Pendant ces dernières années, les études faites à partir des ruines ensevelies de cette ville attestent de l’existence de quelques fonderies et ateliers, de monuments architecturaux, et d’outils industriels de toute sorte qui montrent l’état d’avancement technique de la région. En analysant ces objets, les archéologues ont déduit que les habitants s’occupaient à divers métiers y compris l’agriculture, l’artisanat et notamment la joaillerie. D’après certains archéologues, il est possible que cette ville soit en réalité ce qui reste d’Aratta, l’une des provinces de l’Etat élamite [4] et qui est citée dans les textes sumériens sous le nom de « ville perdue ». Les portes couvertes de boue ainsi que certains témoignages laissent à penser qu’à l’époque, suite à un fléau naturel ou à une menace inconnue, les habitants auraient quitté la ville dans l’espoir d’y retourner un jour ; mais elle resta inhabitée durant 5000 ans.
L’attrait touristique du désert de Shahdâd ne se résume pas exclusivement à son passé historique, car il jouit en outre de richesses naturelles uniques. On peut notamment citer les fameux kalouts : à 45 km au nord-ouest de Shahdâd, il existe de nombreuses pyramides de sable dont la plus élevée mesure 480 m de haut. Ces pyramides, ou monts de sable, nommées kalouts [5] , créées par l’érosion et les vents désertiques s’étendent sur une surface de plus de 11 000 km2. L’écoulement du fleuve Roud-e shour (La Rivière salée), qui prend sa source aux montagnes de Birdjand et se déverse dans les profondeurs des kalouts, a par ailleurs accéléré ce phénomène. Avec une température maximale de 50oC, l’eau de cette rivière est excessivement salée et dense.
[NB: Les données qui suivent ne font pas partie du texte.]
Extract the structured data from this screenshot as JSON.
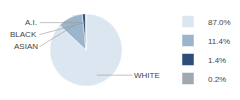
{
  "chart_data": {
    "type": "pie",
    "categories": [
      "WHITE",
      "ASIAN",
      "BLACK",
      "A.I."
    ],
    "values": [
      87.0,
      11.4,
      1.4,
      0.2
    ],
    "value_labels": [
      "87.0%",
      "11.4%",
      "1.4%",
      "0.2%"
    ],
    "colors": [
      "#dce6f0",
      "#9ab5cc",
      "#2e4d7b",
      "#a0a8b0"
    ],
    "legend": "right"
  }
}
Près des kalouts, on retrouve la région où la température maximale mondiale a été enregistrée en 2005. Il s’agit de la région de Gandom Beryân (Blé grillé), qui commence à 80 km de Shahdâd et s’étale sur une surface de 480 km2. Aucun être vivant, même des micro-organismes, ne peut subsister dans de telles conditions. De plus, cette région est couverte de matières volcaniques noires qui attirent la chaleur du soleil. En hiver, la température maximale y atteint 67oC tandis qu’en été, elle atteint jusqu’à 100oC, ce qui en fait la zone la plus chaude et aride du monde.
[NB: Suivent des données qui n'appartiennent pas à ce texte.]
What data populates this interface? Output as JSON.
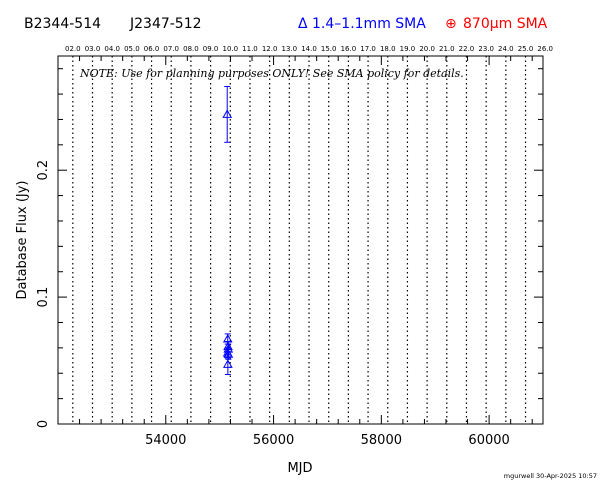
{
  "header": {
    "source_name": "B2344-514",
    "alt_name": "J2347-512",
    "legend_13mm": "Δ 1.4–1.1mm SMA",
    "legend_870_symbol": "⊕",
    "legend_870_text": "870μm SMA",
    "color_13mm": "#0000ff",
    "color_870": "#ff0000"
  },
  "note": "NOTE: Use for planning purposes ONLY!  See SMA policy for details.",
  "credit": "mgurwell 30-Apr-2025 10:57",
  "chart_data": {
    "type": "scatter",
    "xlabel": "MJD",
    "ylabel": "Database Flux (Jy)",
    "xlim": [
      52000,
      61000
    ],
    "ylim": [
      0,
      0.29
    ],
    "x_ticks": [
      54000,
      56000,
      58000,
      60000
    ],
    "y_ticks": [
      {
        "value": 0,
        "label": "0"
      },
      {
        "value": 0.1,
        "label": "0.1"
      },
      {
        "value": 0.2,
        "label": "0.2"
      }
    ],
    "top_axis_labels": [
      "02.0",
      "03.0",
      "04.0",
      "05.0",
      "06.0",
      "07.0",
      "08.0",
      "09.0",
      "10.0",
      "11.0",
      "12.0",
      "13.0",
      "14.0",
      "15.0",
      "16.0",
      "17.0",
      "18.0",
      "19.0",
      "20.0",
      "21.0",
      "22.0",
      "23.0",
      "24.0",
      "25.0",
      "26.0"
    ],
    "top_axis_first_mjd": 52275,
    "top_axis_step_mjd": 365.25,
    "grid": "vertical dotted lines at each year",
    "series": [
      {
        "name": "1.4–1.1mm SMA",
        "color": "#0000ff",
        "marker": "triangle",
        "points": [
          {
            "x": 55140,
            "y": 0.244,
            "err": 0.022
          },
          {
            "x": 55150,
            "y": 0.067,
            "err": 0.004
          },
          {
            "x": 55155,
            "y": 0.061,
            "err": 0.004
          },
          {
            "x": 55160,
            "y": 0.059,
            "err": 0.004
          },
          {
            "x": 55148,
            "y": 0.056,
            "err": 0.004
          },
          {
            "x": 55162,
            "y": 0.055,
            "err": 0.004
          },
          {
            "x": 55152,
            "y": 0.047,
            "err": 0.008
          }
        ]
      },
      {
        "name": "870μm SMA",
        "color": "#ff0000",
        "marker": "circle-plus",
        "points": []
      }
    ]
  }
}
Un autre panorama remarquable du désert de Shahdâd est constitué par un ensemble de pots naturels de sable où de nombreux arbrisseaux de tamaris poussent. Ces pots de fleurs, nommés nebkâs, sont composés de sable, de vase et d’argile. Parmi d’autres paysages à admirer, nous pouvons également mentionner les collines de Rebdou et de Hammada, de forme polygonale et qui offrent une très belle vue aux visiteurs.
Actuellement, le désert de Shahdâd est considéré comme étant l’un des sites touristiques les plus remarquables d’Iran et attire de ce fait de nombreux touristes chaque année.
Source :
Bakhtiâri Saïd, Atlas-e ostân-hâye Irân (Atlas des provinces de l’Iran), Téhéran, 1383/2004.
[1] Mo’assesseh-ye pajouhesh-hâye djoghrâfiâyi-e Dâneshgâh-e Tehrân.
[2] Ville située au nord-est du pays.
[3] Roi tyran légendaire de l’Iran qui tuait chaque jour un certain nombre de personnes et il donnait à manger les cerveaux aux deux serpents qui étaient poussés sur ses épaules.
[4] Apogée aux XIIIe et XIIe siècle avant J. -C.
[5] Kalout est un mot composé formé de kal qui désigne le village, et lout qui signifie vide et aride.